Sachzwang versus MelodieMarius Hulpe
"Es ist, als spiegelte sich zum erstenmal
die Welt in einer menschlichen Seele", beschrieb Hugo von
Hofmannsthal vor etwa einem Jahrhundert seine Begegnung mit Homers
Odyssee, mit der die abendländische Literatur ihren
Auftakt fand. Epochen von Dichtern und Denkern war dieses Werk
ein Leitstern auf dem Weg in die Neuzeit. Gerade die später
Bedeutenden hielten sich an das Welthaltige dieses Textes - das
Welthaltige, das es davor nicht gegeben hatte. Die Odyssee
ist Wegbereiter für alles Großangelegte, Umfassende,
Epische, bis in die Gegenwartsliteratur hinein. Große Übersetzer
arbeiteten sich an ihr ab, Generationen von Interpreten stritten
um ihre Bedeutung en detail.
Nun hat der Manesse Verlag einen Band vorgelegt, einen schmucken
und großzügig mit Farbtafeln ausgestatteten "Prachtband",
um genauer zu sein, der mit einer Neuübersetzung aufwartet.
Geliefert hat sie Kurt Steinmann, der mit genauer Kenntnis der
vorliegenden wissenschaftlichen Kommentare gearbeitet und den
Homer noch ein wenig mehr auf die Höhe seiner Zeit gebracht
hat, als es die Voß'sche Übersetzung von 1781 vermochte.
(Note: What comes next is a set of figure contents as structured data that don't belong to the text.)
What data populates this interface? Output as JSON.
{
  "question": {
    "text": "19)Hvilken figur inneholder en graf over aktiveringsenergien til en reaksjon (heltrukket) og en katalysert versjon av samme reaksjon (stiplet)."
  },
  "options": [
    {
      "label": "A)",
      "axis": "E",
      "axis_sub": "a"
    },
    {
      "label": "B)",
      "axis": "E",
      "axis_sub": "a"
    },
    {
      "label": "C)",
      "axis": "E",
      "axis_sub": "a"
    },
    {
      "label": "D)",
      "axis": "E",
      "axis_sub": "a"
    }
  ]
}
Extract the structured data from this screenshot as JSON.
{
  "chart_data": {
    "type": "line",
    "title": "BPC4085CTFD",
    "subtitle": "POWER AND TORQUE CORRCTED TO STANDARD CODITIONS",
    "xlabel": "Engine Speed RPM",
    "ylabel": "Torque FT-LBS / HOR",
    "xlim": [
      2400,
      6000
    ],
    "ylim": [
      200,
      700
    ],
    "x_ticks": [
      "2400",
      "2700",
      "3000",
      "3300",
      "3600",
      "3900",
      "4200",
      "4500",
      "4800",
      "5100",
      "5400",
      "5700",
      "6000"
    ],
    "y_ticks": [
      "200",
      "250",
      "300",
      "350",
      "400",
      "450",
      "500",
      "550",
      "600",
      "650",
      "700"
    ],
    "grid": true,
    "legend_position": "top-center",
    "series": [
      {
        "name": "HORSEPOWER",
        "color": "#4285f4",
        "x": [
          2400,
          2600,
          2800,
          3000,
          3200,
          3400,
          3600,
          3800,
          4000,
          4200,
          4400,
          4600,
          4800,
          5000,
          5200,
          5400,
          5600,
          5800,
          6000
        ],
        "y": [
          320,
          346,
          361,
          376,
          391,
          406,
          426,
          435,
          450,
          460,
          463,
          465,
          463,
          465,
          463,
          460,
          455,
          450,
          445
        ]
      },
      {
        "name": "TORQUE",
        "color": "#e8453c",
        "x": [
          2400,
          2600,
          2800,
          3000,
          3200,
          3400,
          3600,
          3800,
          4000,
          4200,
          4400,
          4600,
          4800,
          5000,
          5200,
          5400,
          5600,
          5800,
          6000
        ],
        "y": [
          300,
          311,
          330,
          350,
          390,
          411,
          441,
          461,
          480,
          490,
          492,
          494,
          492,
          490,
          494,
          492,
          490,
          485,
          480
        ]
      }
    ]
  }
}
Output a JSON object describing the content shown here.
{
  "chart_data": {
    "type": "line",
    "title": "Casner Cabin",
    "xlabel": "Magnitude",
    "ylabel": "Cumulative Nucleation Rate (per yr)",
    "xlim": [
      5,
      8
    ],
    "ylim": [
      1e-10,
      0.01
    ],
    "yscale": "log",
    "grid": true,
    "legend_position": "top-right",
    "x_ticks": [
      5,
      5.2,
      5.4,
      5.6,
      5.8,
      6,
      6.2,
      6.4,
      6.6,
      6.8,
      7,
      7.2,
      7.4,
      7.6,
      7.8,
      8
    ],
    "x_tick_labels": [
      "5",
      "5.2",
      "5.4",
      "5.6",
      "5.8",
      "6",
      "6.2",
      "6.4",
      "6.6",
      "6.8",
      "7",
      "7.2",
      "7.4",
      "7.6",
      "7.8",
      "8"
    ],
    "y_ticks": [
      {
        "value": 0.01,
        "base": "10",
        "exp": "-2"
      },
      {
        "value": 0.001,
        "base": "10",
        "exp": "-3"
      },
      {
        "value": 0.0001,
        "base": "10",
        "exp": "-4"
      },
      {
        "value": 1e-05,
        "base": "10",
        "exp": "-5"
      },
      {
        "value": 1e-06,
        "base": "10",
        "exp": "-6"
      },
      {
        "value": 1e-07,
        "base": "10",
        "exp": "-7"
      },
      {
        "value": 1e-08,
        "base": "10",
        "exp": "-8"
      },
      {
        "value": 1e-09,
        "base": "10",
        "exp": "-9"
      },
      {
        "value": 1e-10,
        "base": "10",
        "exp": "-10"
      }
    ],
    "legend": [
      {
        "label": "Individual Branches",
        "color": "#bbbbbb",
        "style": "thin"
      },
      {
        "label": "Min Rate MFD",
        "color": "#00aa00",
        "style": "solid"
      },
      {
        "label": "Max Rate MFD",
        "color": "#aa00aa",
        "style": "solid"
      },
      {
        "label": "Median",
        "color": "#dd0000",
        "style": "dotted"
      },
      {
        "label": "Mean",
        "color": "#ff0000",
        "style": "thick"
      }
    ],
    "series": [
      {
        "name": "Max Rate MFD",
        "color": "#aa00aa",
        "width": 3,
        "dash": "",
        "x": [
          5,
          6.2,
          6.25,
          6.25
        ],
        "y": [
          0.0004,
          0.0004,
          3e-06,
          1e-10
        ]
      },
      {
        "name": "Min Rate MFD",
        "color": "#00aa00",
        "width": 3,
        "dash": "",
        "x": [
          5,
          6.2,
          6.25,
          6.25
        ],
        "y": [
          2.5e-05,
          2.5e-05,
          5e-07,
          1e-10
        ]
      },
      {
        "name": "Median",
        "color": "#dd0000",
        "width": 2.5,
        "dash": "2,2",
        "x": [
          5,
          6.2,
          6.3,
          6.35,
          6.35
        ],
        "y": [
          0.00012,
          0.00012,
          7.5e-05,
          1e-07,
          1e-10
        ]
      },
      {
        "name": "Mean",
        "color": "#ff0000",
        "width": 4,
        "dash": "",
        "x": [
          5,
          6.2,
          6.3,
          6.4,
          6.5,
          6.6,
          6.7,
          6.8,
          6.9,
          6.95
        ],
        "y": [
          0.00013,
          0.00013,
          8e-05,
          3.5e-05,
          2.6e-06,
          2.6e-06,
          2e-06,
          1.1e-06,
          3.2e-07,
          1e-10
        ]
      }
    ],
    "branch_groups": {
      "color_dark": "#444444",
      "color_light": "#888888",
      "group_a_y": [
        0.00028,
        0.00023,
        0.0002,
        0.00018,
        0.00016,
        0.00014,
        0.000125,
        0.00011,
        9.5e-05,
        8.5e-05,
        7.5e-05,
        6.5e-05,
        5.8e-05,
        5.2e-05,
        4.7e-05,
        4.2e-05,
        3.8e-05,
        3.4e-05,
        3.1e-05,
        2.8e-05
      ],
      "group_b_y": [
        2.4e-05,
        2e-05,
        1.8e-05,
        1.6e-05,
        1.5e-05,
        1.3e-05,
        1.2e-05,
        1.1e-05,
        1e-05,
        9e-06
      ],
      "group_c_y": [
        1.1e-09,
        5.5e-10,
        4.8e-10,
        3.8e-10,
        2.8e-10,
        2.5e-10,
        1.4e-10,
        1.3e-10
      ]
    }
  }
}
Als "korrekt" ließe sich seine Arbeit bezeichnen.
Steinmann ist vertraut mit dem neuesten Stand der Forschung und
versteht es, Unglätten aus älteren Übersetzungen
"rund" zu schreiben.
Dieses relativ normative Verfahren führt allerdings dazu,
dass sich die vierundzwanzig Gesänge auf einem recht unterschiedlichen
sprachlichen Niveau einpendeln. Denn was Steinmann nicht vermag,
ist, den Gleichklang von Emotionalität und Textrhythmus durchgängig
aufrecht zu erhalten. Sicher, es ist ein gewaltiges Unternehmen,
den Homer vollständig und in einer Tonlage, dazu noch auf
der Höhe seiner Zeit, neu zu übersetzen. Das sei Steinmann
hoch angerechnet. Die Rhythmik und die sprachliche Eleganz der
Voß-Übersetzung erreicht er dennoch nicht. Zudem erfolgt
die Glättung des Rhythmus nicht einheitlich, und sollte der
Übersetzer diese Entscheidung, was man unterstellen darf,
bewusst getroffen haben, so scheint sie falsch zu sein.
Denn es fehlt dieser Übersetzung vor allem an einem ästhetischen
Mehrwert, den man angesichts der (nicht minder verlässlichen)
Übertragungen aus früheren Epochen erwarten muss. Einzig
um wissenschaftliche Genauigkeit kann es nicht gehen, erst recht
nicht, wenn man das Buch nicht in eine Studienausgabe, sondern
in ein derart schmuckes Farbengewand kleidet.
Die raschen Daktylen des Johann Heinrich Voß ("stürzt,
wenn im Zorn sich erhebt die Tochter des schrecklichen Vaters")
werden oft zu holprigen Einheitssätzen ("denen sie zürnt,
bezwingt, die Tochter des mächtigen Vaters"). Ganze
Verse müssen unnatürlich gesprochen werden, gibt Steinmann
diversen Silben doch eine für das Deutsche ungewohnte und
ungelenk wirkende Betonung. Geschmeidiger ist da selbst die als
günstige Taschenbuchausgabe erhältliche Prosaübersetzung
Wolfgang Schadewaldts.
Bleibt zu sagen, dass es dennoch ein großes Verdienst ist,
sich diesem Werk neu zu widmen und es für heutige Leser mit
bibliophilem Anspruch zugänglich zu machen. Der Kommentar
trägt ebenfalls erheblich zur Erhellung bei. Hätte der
Übersetzer sein eigenes Verfahren konsequenter angewendet,
so wäre dieses Buch ein Muss für jeden, der die Odyssee
neu oder zum ersten Mal entdecken will.